I don’t remember specifically, but every time something like this has popped up the reward is usually a loot chest with better than average rewards, often a Relic of some random sort.

I didn’t have any issue with the combat UI myself, what is throwing you off, out of curiosity? I just played this a month ago, and I did beat it (well, I saw credits, but I didn’t do the post-credit stuff as I was over 40 hours in and ready for a new game to play). I also don’t remember tutorials being “small”? What resolution are you running?

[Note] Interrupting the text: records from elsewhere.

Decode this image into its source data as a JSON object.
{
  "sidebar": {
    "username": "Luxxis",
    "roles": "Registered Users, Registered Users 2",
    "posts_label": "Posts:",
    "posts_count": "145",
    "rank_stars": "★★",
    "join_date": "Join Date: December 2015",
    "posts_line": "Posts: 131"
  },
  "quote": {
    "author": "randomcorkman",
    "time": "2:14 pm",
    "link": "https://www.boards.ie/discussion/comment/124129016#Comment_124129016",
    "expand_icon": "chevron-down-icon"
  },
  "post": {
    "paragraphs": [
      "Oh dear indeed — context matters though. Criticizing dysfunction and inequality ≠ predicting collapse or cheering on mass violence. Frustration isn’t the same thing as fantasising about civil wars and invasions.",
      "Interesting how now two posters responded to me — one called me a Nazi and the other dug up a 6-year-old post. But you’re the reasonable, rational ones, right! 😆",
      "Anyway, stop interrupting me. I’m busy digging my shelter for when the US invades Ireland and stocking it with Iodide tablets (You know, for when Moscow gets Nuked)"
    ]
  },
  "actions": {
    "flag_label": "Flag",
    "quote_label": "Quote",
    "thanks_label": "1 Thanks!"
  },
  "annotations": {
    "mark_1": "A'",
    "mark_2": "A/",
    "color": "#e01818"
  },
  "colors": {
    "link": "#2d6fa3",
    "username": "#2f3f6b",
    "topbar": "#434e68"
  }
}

Nice. I’m going to open it tonight then and see what I get. Thanks!

I’m running 1920x1080 with graphics set to High. Most of the combat UI stuff that is throwing me off is small things that I will eventually get over. Stuff like needing to constantly use the view keys to swing the camera around in order to see into an adjacent room or past an obstacle to see the path for movement or ranged attack, or the lit up squares that define movement being dimmed by terrain features to the point where I accidentally move one step too far (from green into yellow) and then don’t have enough action points to attack or overwatch. I also haven’t found a way (if there is one) to give a character another healing potion if they’ve consumed theirs (between combats on the tactical screen, I can hand them a new one between missions on the equipment screen easily enough). I guess you can only use one potion per hero per mission?

The tutorial animation and description windows that appear while I’m cruising around on the battle maps are about the size of 1.5 character portraits and appear in the lower right corner of the screen. I can sort of make out what the animation is showing, but the text is tiny. I am also old though…so that could be half the problem! :-)

Pretty much - but you can equip TWO items per hero, including a second healing potion.

Ahhh! I’ll try that, probably with Balin since he seems rather…squishy.